Figure 6.. ITA-LNP targets inflammatory, epigenetic, and plaque vulnerability pathways in atherosclerotic lesions

(A) Schematic of in vivo cell biotinylation using ITA-LNP incorporating FSL-biotin. (B) In vitro proof-of-concept studies demonstrating biotin label stability in BMDMs treated with ITA-LNP-FSL-biotin on day 1. Surface biotin presence was visualized with FITC-streptavidin. (C) Schematic of experimental workflow for in vivo labeling and magnetic isolation of ITA-LNP-targeted cells in plaque and blood of Ldlr^−/− Cess animals simultaneous with ITA-LNP therapy. (D and E) mRNA from Ctrl/ITA-LNP-targeted cells in plaque from (C) was subjected to bulk RNA-seq and data analysis of representative hierarchical clusters of gene ontology (GO biological process). p values were derived from Benjamini-Hochberg multiple testing with False Discovery Rate (FDR) < 0.05. (F) GO analysis of Ctrl/ITA-LNP-targeted cells in blood. (G) Schematic of tandem stenosis to form unstable plaque (TS). A ligature was placed in the right carotid artery (RCA). (H) Characterization of the TS model. I, oil red O lipid staining; II, gross pathology; III, Prussian blue iron staining in RCA sections. Scale bars, 10 μm and 50 μm. (I) Experimental workflow scheme for ITA-LNP testing in TS model. (J) CD45⁺ cells from RCA segments were subjected to scRNA-seq. Uniform manifold approximation and projection (UMAP) clustering analysis identified distinct cell types. (K) GO analysis of the most prevalent clusters from (J). (L) Heatmap indicating differentially expressed genes in cluster 1 (macrophages).

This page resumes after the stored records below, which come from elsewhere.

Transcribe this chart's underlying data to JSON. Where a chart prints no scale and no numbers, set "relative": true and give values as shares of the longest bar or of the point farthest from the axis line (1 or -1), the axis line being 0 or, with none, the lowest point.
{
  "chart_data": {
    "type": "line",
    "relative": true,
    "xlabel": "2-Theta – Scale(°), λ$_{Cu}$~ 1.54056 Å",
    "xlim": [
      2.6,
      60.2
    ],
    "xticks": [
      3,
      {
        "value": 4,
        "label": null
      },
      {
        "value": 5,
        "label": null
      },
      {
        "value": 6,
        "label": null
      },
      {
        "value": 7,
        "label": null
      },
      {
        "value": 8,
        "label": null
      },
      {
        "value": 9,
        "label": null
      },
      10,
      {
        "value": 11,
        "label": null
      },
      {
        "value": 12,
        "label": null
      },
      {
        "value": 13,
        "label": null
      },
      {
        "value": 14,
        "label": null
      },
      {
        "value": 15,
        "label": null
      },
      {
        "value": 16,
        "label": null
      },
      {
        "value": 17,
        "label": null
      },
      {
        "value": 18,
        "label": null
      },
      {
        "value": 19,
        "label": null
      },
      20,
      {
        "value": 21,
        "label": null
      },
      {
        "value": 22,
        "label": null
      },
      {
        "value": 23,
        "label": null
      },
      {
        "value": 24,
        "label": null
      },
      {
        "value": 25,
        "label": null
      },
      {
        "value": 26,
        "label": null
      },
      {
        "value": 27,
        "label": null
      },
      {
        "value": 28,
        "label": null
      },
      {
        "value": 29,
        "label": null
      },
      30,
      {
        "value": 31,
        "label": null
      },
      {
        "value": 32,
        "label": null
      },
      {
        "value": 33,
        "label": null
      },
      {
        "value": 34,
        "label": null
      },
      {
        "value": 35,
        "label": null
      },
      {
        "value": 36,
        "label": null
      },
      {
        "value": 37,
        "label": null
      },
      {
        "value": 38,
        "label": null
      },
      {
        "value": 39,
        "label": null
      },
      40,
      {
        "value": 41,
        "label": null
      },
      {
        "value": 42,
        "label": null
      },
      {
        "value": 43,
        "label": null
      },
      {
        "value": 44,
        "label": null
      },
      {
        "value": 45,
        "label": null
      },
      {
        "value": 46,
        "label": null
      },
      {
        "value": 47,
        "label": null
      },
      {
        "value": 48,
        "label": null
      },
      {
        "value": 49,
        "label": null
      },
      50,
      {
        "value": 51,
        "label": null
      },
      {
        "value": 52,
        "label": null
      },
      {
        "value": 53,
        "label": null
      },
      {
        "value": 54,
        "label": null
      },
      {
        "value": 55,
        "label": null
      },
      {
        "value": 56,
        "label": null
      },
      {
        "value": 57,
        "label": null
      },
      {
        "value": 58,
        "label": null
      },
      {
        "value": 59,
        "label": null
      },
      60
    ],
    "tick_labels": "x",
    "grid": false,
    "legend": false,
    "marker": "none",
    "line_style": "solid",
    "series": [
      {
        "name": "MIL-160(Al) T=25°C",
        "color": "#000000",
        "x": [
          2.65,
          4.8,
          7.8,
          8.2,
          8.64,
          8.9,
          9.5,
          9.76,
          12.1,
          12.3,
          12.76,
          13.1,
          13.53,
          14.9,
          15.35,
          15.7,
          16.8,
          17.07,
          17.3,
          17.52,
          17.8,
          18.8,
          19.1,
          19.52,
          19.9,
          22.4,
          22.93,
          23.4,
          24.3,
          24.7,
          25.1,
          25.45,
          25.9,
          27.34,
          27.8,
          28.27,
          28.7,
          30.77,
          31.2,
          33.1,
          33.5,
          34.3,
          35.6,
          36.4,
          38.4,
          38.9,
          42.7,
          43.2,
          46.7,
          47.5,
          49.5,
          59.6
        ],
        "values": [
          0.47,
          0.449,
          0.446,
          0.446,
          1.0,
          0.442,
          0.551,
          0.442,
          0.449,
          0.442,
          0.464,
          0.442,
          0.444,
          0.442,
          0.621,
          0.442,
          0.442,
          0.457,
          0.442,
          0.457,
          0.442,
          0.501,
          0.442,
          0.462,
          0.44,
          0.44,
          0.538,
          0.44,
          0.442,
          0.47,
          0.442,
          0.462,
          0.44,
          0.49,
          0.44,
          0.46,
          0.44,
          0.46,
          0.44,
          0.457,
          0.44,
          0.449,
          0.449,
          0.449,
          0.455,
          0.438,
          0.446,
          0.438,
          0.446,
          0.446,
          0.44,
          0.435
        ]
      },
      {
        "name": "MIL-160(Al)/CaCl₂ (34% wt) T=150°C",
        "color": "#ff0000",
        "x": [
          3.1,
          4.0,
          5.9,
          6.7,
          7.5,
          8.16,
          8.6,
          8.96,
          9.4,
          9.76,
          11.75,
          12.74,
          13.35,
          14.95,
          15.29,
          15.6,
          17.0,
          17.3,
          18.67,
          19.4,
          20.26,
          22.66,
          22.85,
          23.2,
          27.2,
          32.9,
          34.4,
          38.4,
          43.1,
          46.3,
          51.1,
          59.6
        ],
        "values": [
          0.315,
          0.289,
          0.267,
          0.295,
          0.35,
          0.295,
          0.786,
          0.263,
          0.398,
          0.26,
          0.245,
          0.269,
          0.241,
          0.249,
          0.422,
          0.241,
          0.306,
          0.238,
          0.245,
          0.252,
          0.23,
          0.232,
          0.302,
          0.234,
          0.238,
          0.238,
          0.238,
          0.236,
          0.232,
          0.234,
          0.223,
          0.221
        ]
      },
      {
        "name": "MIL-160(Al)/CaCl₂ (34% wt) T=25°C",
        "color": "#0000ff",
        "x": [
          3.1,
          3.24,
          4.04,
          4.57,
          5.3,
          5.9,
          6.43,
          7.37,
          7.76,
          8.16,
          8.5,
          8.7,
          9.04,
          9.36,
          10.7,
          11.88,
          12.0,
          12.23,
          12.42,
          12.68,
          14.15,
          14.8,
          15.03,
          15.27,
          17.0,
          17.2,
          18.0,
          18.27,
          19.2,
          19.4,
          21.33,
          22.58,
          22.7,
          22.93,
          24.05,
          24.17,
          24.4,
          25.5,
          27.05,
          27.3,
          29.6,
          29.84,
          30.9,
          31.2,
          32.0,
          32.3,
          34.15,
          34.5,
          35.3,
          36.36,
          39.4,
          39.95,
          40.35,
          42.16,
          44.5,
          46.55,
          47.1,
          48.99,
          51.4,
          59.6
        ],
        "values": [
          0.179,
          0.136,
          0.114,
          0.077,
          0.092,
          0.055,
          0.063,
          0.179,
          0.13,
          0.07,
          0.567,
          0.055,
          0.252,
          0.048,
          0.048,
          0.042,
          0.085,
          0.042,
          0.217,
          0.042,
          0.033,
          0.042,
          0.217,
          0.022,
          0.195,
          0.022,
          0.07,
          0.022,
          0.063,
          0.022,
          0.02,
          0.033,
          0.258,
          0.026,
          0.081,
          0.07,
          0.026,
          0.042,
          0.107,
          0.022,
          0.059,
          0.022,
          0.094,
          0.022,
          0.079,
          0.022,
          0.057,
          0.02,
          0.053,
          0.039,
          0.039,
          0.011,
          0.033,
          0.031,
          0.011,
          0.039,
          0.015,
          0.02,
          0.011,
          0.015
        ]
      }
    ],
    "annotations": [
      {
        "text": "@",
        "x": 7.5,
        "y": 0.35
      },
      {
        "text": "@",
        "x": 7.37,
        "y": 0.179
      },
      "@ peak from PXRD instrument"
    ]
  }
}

Figure 7.. ITA-LNP “reprograms” bone marrow to immunomodulatory phenotype through impaired histone acetylation

(A) Ctrl/ITA-LNP were injected into wild-type mice followed by neutrophil isolation from bone marrow. Neutrophils were cultured and stimulated by LPS or TNF-α in vitro. (B) Cytokines in supernatants from (A) as determined by Luminex (n = 7). Filled circles indicate p < 0.001. (C) Principal component (PC) analysis after bulk RNA-seq of mRNA obtained from (A). (D) GO analysis of Ctrl/ITA-LNP treated neutrophils with and without LPS stimulation. (E) ChIP-seq heatmaps showing acetylation of H3K27 near the transcription start site (TSS). The data were obtained from whole bone marrow cells in separate experiments conducted as shown in (A) but without stimulation in vitro. (F) Immunoblot probing for H3K27ac and pan-acetylated lysine (Kac) in lysates of cultured BMDMs treated with Ctrl/ITA-LNP. (G) Profiles of H3K27ac ChIP-seq occupancy and ATAC-seq in loci of the indicated genes from flow-sorted ITA-LNP-targeted bone marrow cells. See text and Figure S7A for identity of these cells. (H) WikiPathways GO analysis of gene set enrichments for downregulated genes in ITA-LNP vs. Ctrl-LNP groups from ATAC-seq datasets. (I) RNA-seq counts of histone acetylation regulating genes differentially expressed in whole bone marrow cells in separate experiments conducted as shown in (A) but without stimulation. Data are presented as mean ± SD. The p values were obtained from ANOVA with Tukey post hoc test.